We start off on trail that was well established with a ton of climbing. The dirt was bone dry. There was a cloud of dust so impressive, we could not run our lights on high or it was like your car brights in a thick fog. You just couldn't see a damn thing. A case of the black lung was sure to befall us all.
Soon we end up on an offshoot. The trail was super-tight, twisty and strewn with logs. A 'Beware' sign with a tiki man marked it's entrance, and warned of it's level of pure awesomeness. We should have done laps on this tiki trail, it was about as much fun as you can have with your clothes on.
More and more rolling hills, mega climbs and then a sweet long descent consisting of more switchbacks than you can count on three hands, and you couldn't help but skid through each and every one.
Then we were damned, literally. Farmer points up and says 'go that way', which translated to 'climb out the back side of the Wyco Lake damn'. Nothing like slogging up a 45 degree grass slope strewn with 3' deep culverts to get you redlined.
Finally we reach a newer section of the actual mountain bike trail. Still dustier than Iraq, we trudged onward, enjoying sweeping curves and smooth single track for miles.
Eventually we hooked-up with a crew of dirtbag hipsters and set forth for part dues of our ride; get lost or die trying. Uneventful yet entertaining, we rode for miles on bike trail and non bike trail alike, eventually dropping 4 of our 9 person crew during a desperate pave' descent back to the damn.
We did however regroup, after much mocking and name calling, only to ride up the damn damn again, and then into more mega hilly single track.

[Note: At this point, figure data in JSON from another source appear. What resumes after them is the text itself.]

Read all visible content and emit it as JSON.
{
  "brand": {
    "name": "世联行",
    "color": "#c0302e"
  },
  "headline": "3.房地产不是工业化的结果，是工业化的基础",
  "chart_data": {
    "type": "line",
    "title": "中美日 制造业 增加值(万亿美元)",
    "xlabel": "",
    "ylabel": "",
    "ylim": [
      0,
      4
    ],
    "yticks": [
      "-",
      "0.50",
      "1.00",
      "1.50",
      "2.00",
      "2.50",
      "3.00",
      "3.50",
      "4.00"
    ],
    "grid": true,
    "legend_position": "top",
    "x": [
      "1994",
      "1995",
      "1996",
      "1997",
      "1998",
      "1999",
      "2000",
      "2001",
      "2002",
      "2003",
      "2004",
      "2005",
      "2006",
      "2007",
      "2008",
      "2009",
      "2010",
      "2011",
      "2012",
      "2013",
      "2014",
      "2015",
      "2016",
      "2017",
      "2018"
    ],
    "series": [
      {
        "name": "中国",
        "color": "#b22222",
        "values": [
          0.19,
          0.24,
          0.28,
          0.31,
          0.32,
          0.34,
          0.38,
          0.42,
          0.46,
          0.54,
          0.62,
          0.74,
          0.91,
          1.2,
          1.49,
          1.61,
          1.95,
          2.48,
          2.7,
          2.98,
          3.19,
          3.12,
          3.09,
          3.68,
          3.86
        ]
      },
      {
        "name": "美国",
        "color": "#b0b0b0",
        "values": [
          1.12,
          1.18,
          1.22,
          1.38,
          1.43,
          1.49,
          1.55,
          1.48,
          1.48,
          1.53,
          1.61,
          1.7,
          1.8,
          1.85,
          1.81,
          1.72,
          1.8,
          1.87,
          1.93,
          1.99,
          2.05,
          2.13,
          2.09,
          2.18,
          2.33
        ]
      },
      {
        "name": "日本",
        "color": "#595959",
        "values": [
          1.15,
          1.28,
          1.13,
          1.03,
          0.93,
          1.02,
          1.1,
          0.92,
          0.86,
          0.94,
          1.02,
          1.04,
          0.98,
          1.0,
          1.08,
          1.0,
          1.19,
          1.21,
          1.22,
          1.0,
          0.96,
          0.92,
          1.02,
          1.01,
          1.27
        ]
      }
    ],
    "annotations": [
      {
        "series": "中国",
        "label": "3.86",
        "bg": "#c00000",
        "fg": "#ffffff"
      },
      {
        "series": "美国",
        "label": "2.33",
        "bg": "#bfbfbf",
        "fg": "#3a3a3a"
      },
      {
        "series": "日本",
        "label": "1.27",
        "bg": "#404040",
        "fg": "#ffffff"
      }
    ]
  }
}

At some point we drop off to only three still pedaling: Macgyver, Farmer and me. Farmer tells us to be ready for some mega climbs, some so long and hard we'd be hiking. He was right, and we quickly laid waste to our thighs during numerous ascents up rocky steep phuking climbs. My legs fell off and are still lying there, lost in the woods as some small nocturnal creature devours what was left of my soul. Holy shit that was some fun. Nearly eighteen miles of dirty goodness.
Thanks for the tour Farmer. Thanks to Macgyver for working his ultimate magic and making the creaking noise on my bike go away. There is just something about riding a single speed: the silence of it all. Welcome back to freedom.